For me, it’s raising the money to keep us going. I’d much rather be designing and overseeing programmes. I love doing that, and it gives me energy – because it puts me in the field – where the need is so visible, and results can be very personal and immediate. However, our organisation, like most NGOs, lives hand-to-mouth. So I spend most of my time at my computer and meeting with prospective sponsors.
What about the poverty you see in the field. Doesn’t that get you down?
Well, when you spend all your time trying to raise money, you don’t see a lot of poverty! Seriously, when I get close to the day-to-day lives of our clients I get mad – and being mad is highly motivating.
Speaking of fundraising, the Halloween Ball has become the event of the Bucharest social calendar year, bar none. It must be an awful lot of work, but it really is the closest thing Bucharest has to a grand community effort.
Yes, I myself am amazed by it. And it’s all to the credit of the young women on our staff who put it together. The first year I managed it myself, with the help of three indispensible volunteers, your own Andrew Begg, Alexandra Tinjala, and Tara Anderson. The second year we transitioned from predominantly volunteer to predominantly staff management, and last year they were telling me what to do! We use lots and lots of young professionals as volunteers – both with the planning and with the actual execution. If I say so myself, it’s a brilliant way to get young people involved in community service.

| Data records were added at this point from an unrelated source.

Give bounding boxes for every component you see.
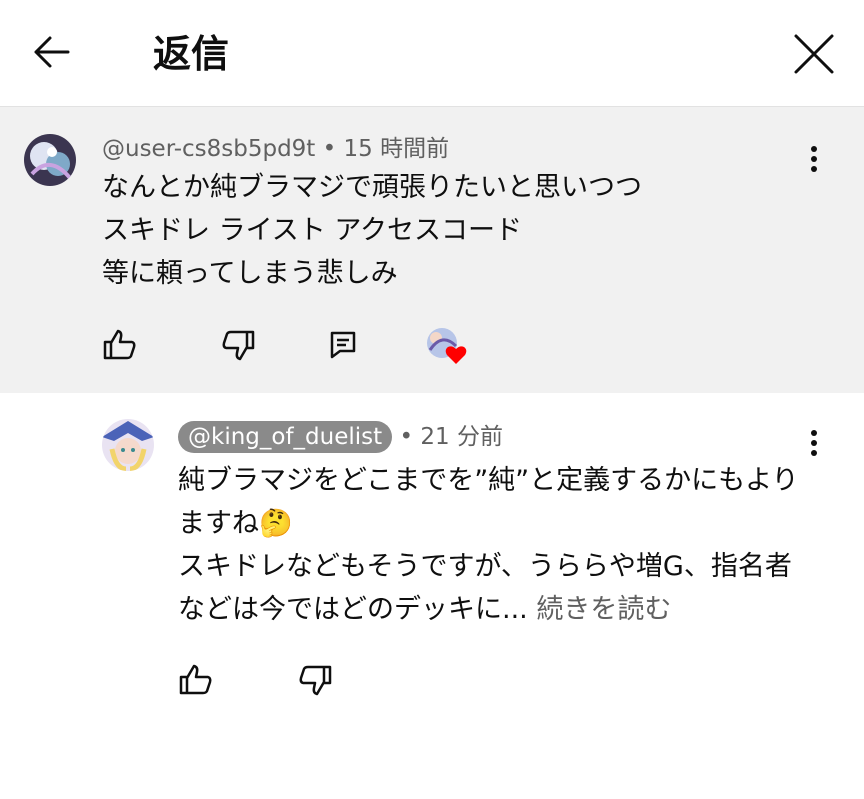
like-button[interactable]: [101, 325, 141, 365]
comment-body: なんとか純ブラマジで頑張りたいと思いつつ スキドレ ライスト アクセスコード 等…: [102, 172, 642, 289]
back-button[interactable]: [28, 28, 76, 76]
avatar[interactable]: [102, 419, 154, 471]
reply-icon: [330, 331, 356, 359]
reply-button[interactable]: [324, 325, 364, 365]
more-options-button[interactable]: [799, 423, 829, 463]
meta-separator: •: [322, 136, 337, 162]
parent-comment: @user-cs8sb5pd9t • 15 時間前 なんとか純ブラマジで頑張りた…: [0, 107, 864, 393]
dislike-button[interactable]: [217, 325, 257, 365]
avatar[interactable]: [24, 134, 76, 186]
comment-meta: @user-cs8sb5pd9t • 15 時間前: [102, 134, 449, 164]
comment-meta: @king_of_duelist • 21 分前: [178, 421, 503, 453]
comment-author[interactable]: @user-cs8sb5pd9t: [102, 136, 315, 162]
comment-time: 21 分前: [420, 424, 503, 450]
close-button[interactable]: [788, 28, 840, 80]
like-button[interactable]: [177, 660, 217, 700]
more-options-button[interactable]: [799, 139, 829, 179]
heart-icon: [427, 328, 467, 364]
read-more-link[interactable]: 続きを読む: [536, 594, 671, 625]
like-icon: [179, 664, 212, 695]
close-icon: [794, 34, 834, 74]
dislike-icon: [299, 665, 332, 696]
dislike-button[interactable]: [294, 660, 334, 700]
like-icon: [103, 329, 136, 360]
back-arrow-icon: [34, 36, 70, 68]
comment-time: 15 時間前: [343, 136, 450, 162]
meta-separator: •: [399, 424, 414, 450]
creator-heart: [424, 324, 472, 368]
comment-body: 純ブラマジをどこまでを”純”と定義するかにもよりますね🤔 スキドレなどもそうです…: [178, 459, 818, 631]
comment-body-text: 純ブラマジをどこまでを”純”と定義するかにもよりますね🤔 スキドレなどもそうです…: [178, 465, 799, 625]
page-title: 返信: [153, 32, 230, 76]
header: 返信: [0, 0, 864, 107]
dislike-icon: [222, 330, 255, 361]
more-vert-icon: [811, 430, 817, 456]
comment-author[interactable]: @king_of_duelist: [178, 421, 393, 453]
more-vert-icon: [811, 146, 817, 172]
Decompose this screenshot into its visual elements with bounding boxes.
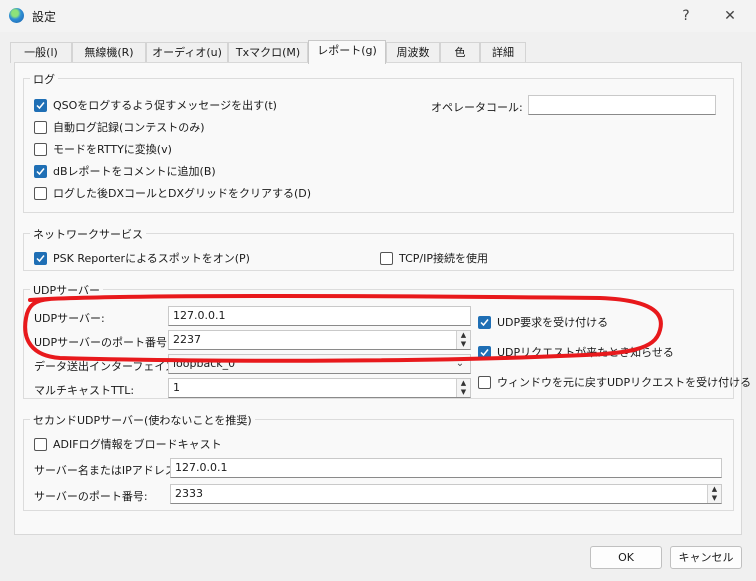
tcpip-checkbox[interactable]: TCP/IP接続を使用 (380, 250, 488, 266)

To what extent did the Halloween Ball represent a realisation that the Romanian corporate sector would become your prime source of funding? Because prior to that, you looked to the US for funds.
Today we raise approximately 70 per cent of our operating budget from the corporate sector. Most of those contributions revolve around the ball. But it’s more than just attending a one-time event. “Major Investors” make a multi-year commitment to donate at least 30,000 euros annually. They get two tables at the ball and identification on the materials we use in projects – on things like student workbooks, teacher’s manuals, and pubic service announcements. Major Investors are also invited to attend our Advisory Board meetings. The idea is to genuinely involve them by giving as much access and input to our work as they care to have. My hope is that they will feel a real sense of ownership in our mission. So I think of the Halloween Ball as a kind of “Annual Meeting of Investors” and we try to make it informative as well as fun and fund-raising.
So, Leslie Hawke, are you as optimistic about Romania as you were in 2004 when Vivid first interviewed you?
I think Romania is currently suffering from a bad case of adolescent awkwardness. Its features no longer fit its face and its actions are sometimes curiously clumsy. One can easily jump to the conclusion that it is not going to be very attractive when it grows up. But I have faith that it will outgrow the awkwardness and that Romania will eventually become a wonderful place to live and work – and drive.